Mario Martone, regista e sceneggiatore napoletano, noto per il suo impegno sia in ambito teatrale che cinematografico, di tanto in tanto ci regala film di “qualità”, come Storia di un matematico napoletano, L’Amore molesto, Noi credevamo ed altri anche se meno conosciuti. Anche la sua ultima opera “Il Giovane Favoloso”, sul grande poeta italiano Giacomo Leopardi, sta riscuotendo notevole successo di pubblico e di critica.

 

Il film inizia con le immagini di tre bambini che giocano nel giardino di una casa nobiliare a Recanati. Sono i fratelli Leopardi, Giacomo, Carlo e Paolina, costretti dal severo padre, Monaldo, e dalla madre, Adelaide Antici, dura e poco affettuosa, a dedicare molte ore allo studio nella biblioteca di famiglia, studio intenso “matto e disperatissimo” che forse causerà nel giovane poeta grave scoliosi e salute molto fragile. Inutili saranno i suoi tentativi di fuga da Recanati. Unico conforto per Giacomo (Elio Germano) sarà l’amicizia dello scrittore Pietro Giordani (V. Binasco) che lo incoraggia con le sue frequenti lettere.

 

Dopo 10 anni ritroviamo Leopardi a Firenze tra i letterati dell’epoca.
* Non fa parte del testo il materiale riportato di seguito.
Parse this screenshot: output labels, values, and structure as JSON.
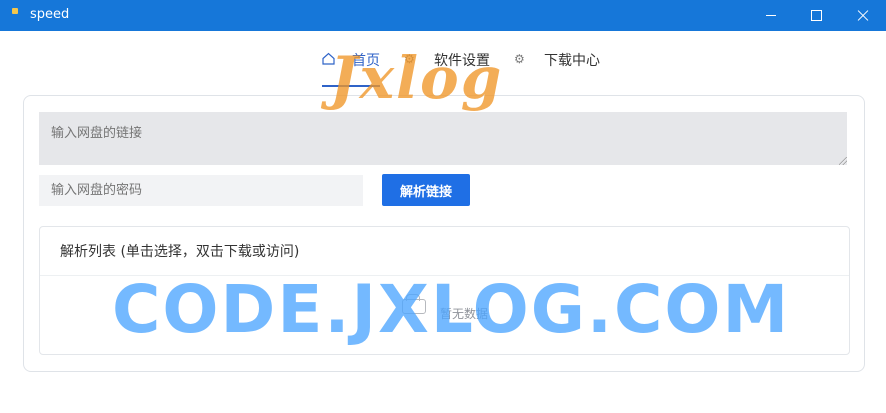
{
  "window": {
    "title": "speed"
  },
  "tabs": [
    {
      "label": "首页",
      "icon": "home-icon"
    },
    {
      "label": "软件设置",
      "icon": "gear-icon"
    },
    {
      "label": "下载中心",
      "icon": "gear-icon"
    }
  ],
  "form": {
    "link_placeholder": "输入网盘的链接",
    "password_placeholder": "输入网盘的密码",
    "parse_button": "解析链接"
  },
  "result": {
    "header": "解析列表 (单击选择，双击下载或访问)",
    "empty_text": "暂无数据"
  },
  "watermark": {
    "logo": "Jxlog",
    "site": "CODE.JXLOG.COM"
  },
  "colors": {
    "title_bar": "#1677d9",
    "accent": "#2f63c8",
    "button": "#1f6fe5"
  }
}
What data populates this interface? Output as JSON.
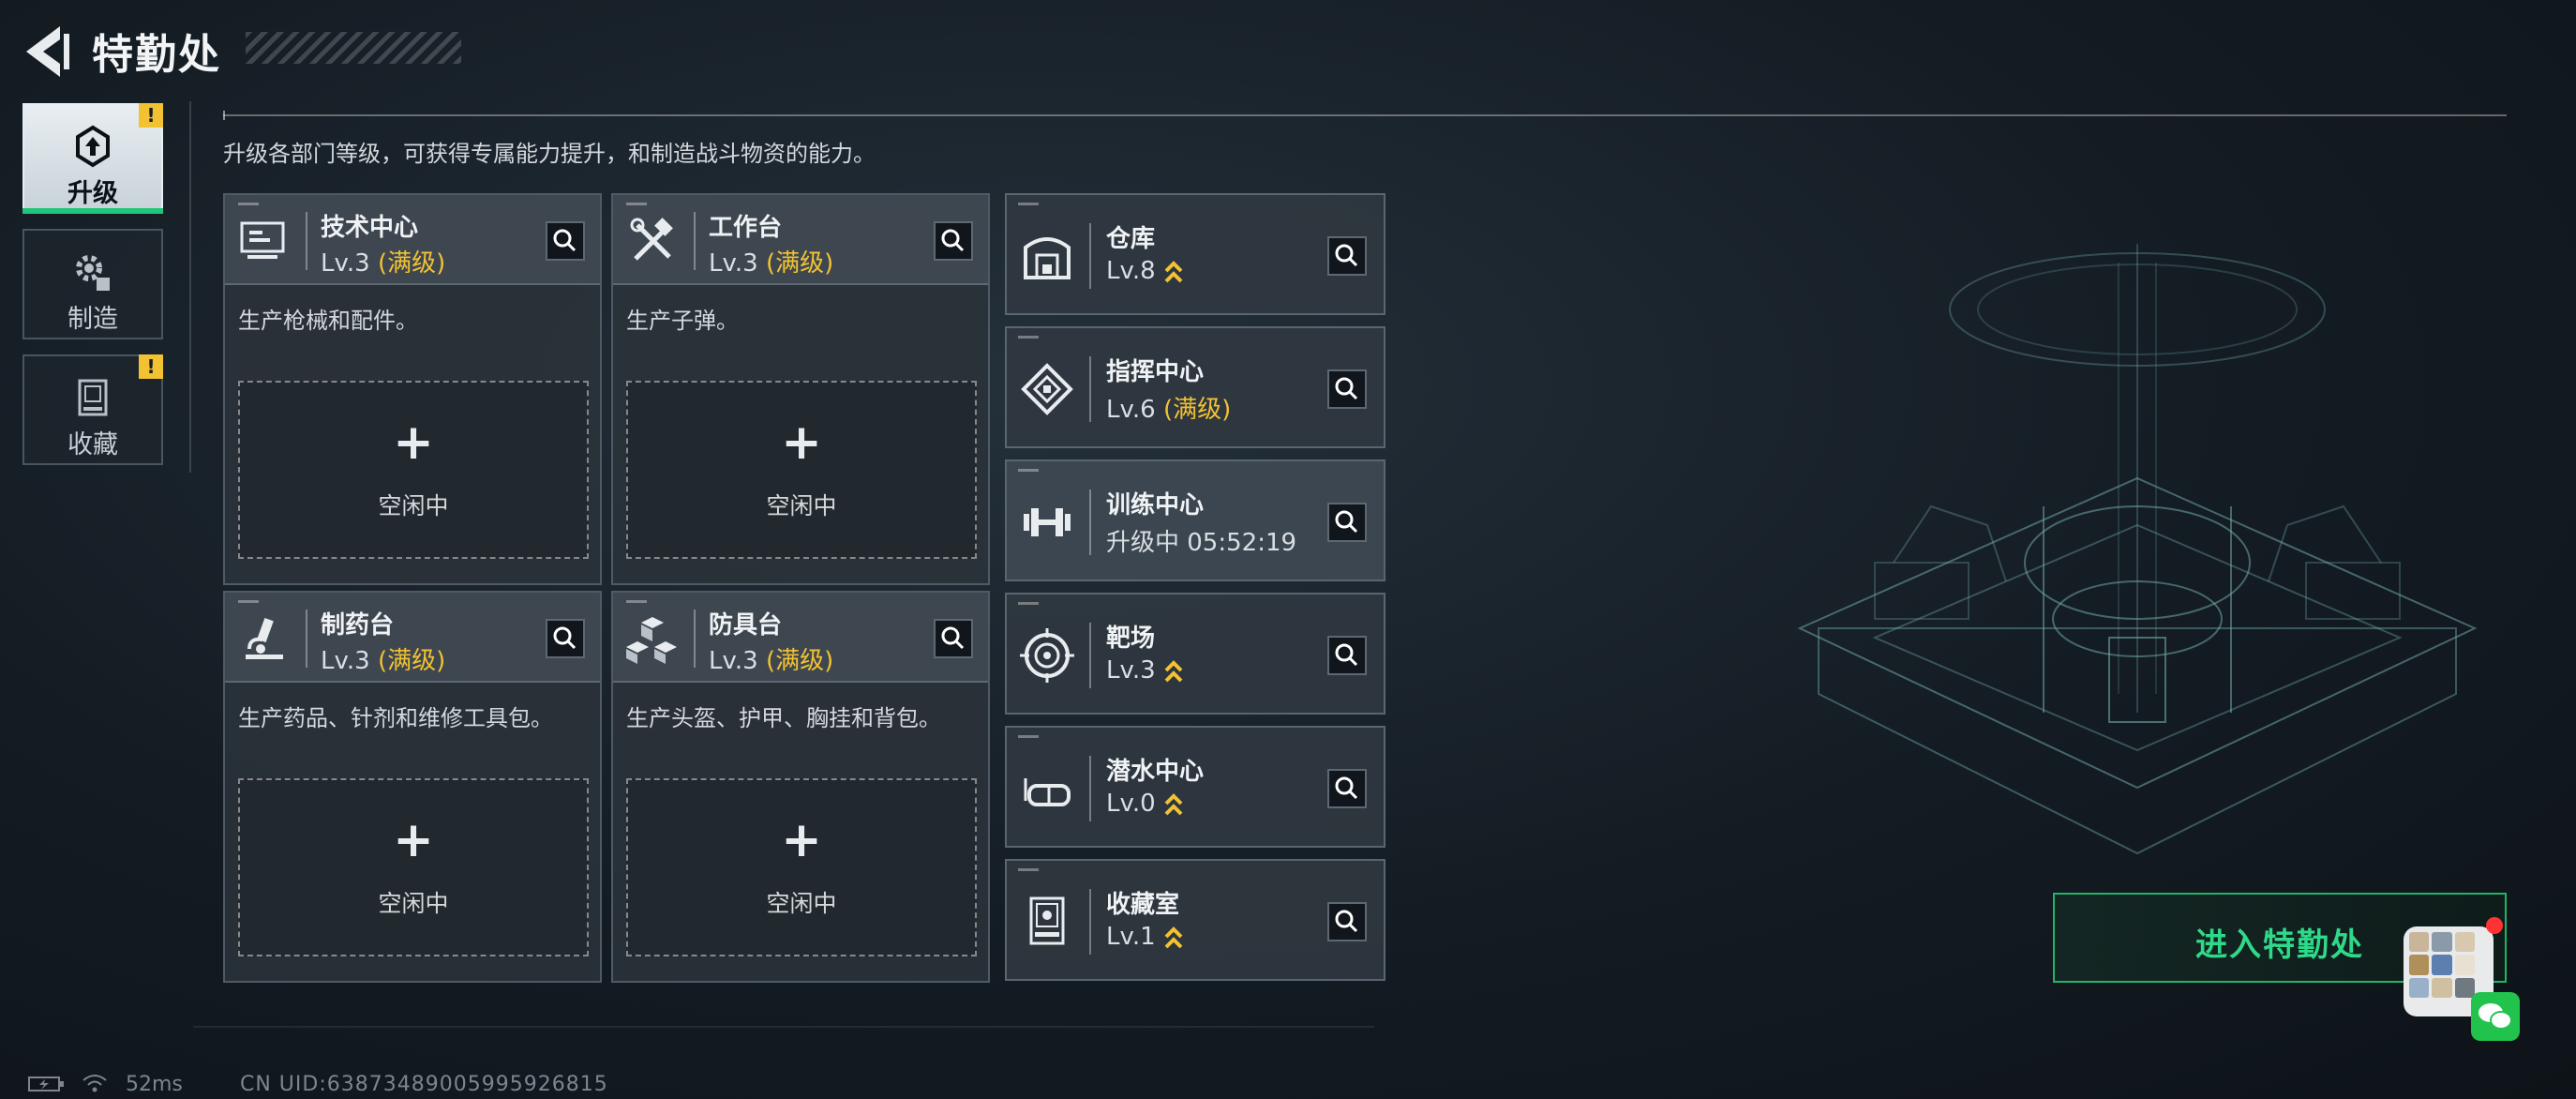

Qui incontra anche l’amata Fanny Targioni e l’amico Antonio Ranieri, considerato un pericoloso sovversivo. Incompreso dall’ intellighenzia fiorentina per il suo eccessivo pessimismo, sovente attribuito al suo aspetto fisico, si ribellerà dicendo :- “Non attribuite al mio stato quello che si deve al mio intelletto. Il mio cervello non concepisce masse felici fatte di individui infelici”. Infine pone il “dubbio” al centro della conoscenza: “Chi dubita sa, e sa più che si possa”.

 

Dopo una breve periodo trascorso a Roma, l’azione si sposta a Napoli, alle pendici del Vesuvio, dove il racconto si fa più coinvolgente a livello emotivo e si traduce in immagini di grande forza e bellezza.

 

Un Leopardi “diverso” quello di Martone, vivo e vero, pieno di contrastanti aspetti: sofferente e fragile, sensibile e tenero, ma anche capace di ironia e lucida razionalità. I suoi versi immortali, recitati nel film dallo stesso poeta e inseriti in modo naturale nel contesto umano della sua vita, risaltano in tutta la loro struggente attualità per quel “mal di vivere”, sempre presente in tutte le epoche, e per gli inquietanti interrogativi su sofferenze e dolori inflitti all’uomo.

 

Possenti nella loro drammaticità alcune scene: l’urlo “silenzioso” di Giacomo davanti alle coercitive intimidazioni del padre e dello zio, l’immagine della madre impressa in una grande statua, simbolo di “Natura Matrigna”, causa di dolore e disperazione, l’avventura sessuale tra le prostitute nei bassifondi napoletani, l’eruzione del Vesuvio, e infine i versi dedicati alla “Ginestra”, fiore gentile che riesce a portare bellezza anche in luoghi aspri e desolati.

 

Interessante la colonna sonora con l’accostamento di brani classici a moderna musica elettronica (Sasha Ring), ottime sceneggiatura ( M. Martone), scenografia (G. Muselli)), fotografia (R. Berta). Bravissimi gli attori, soprattutto Elio Germano, magistrale interprete della figura del poeta, Michele Riondino nel ruolo di Antonio Ranieri, Anna Mouglalis, la bella Fanny, Massimo Popolizio nelle vesti del padre Monaldo.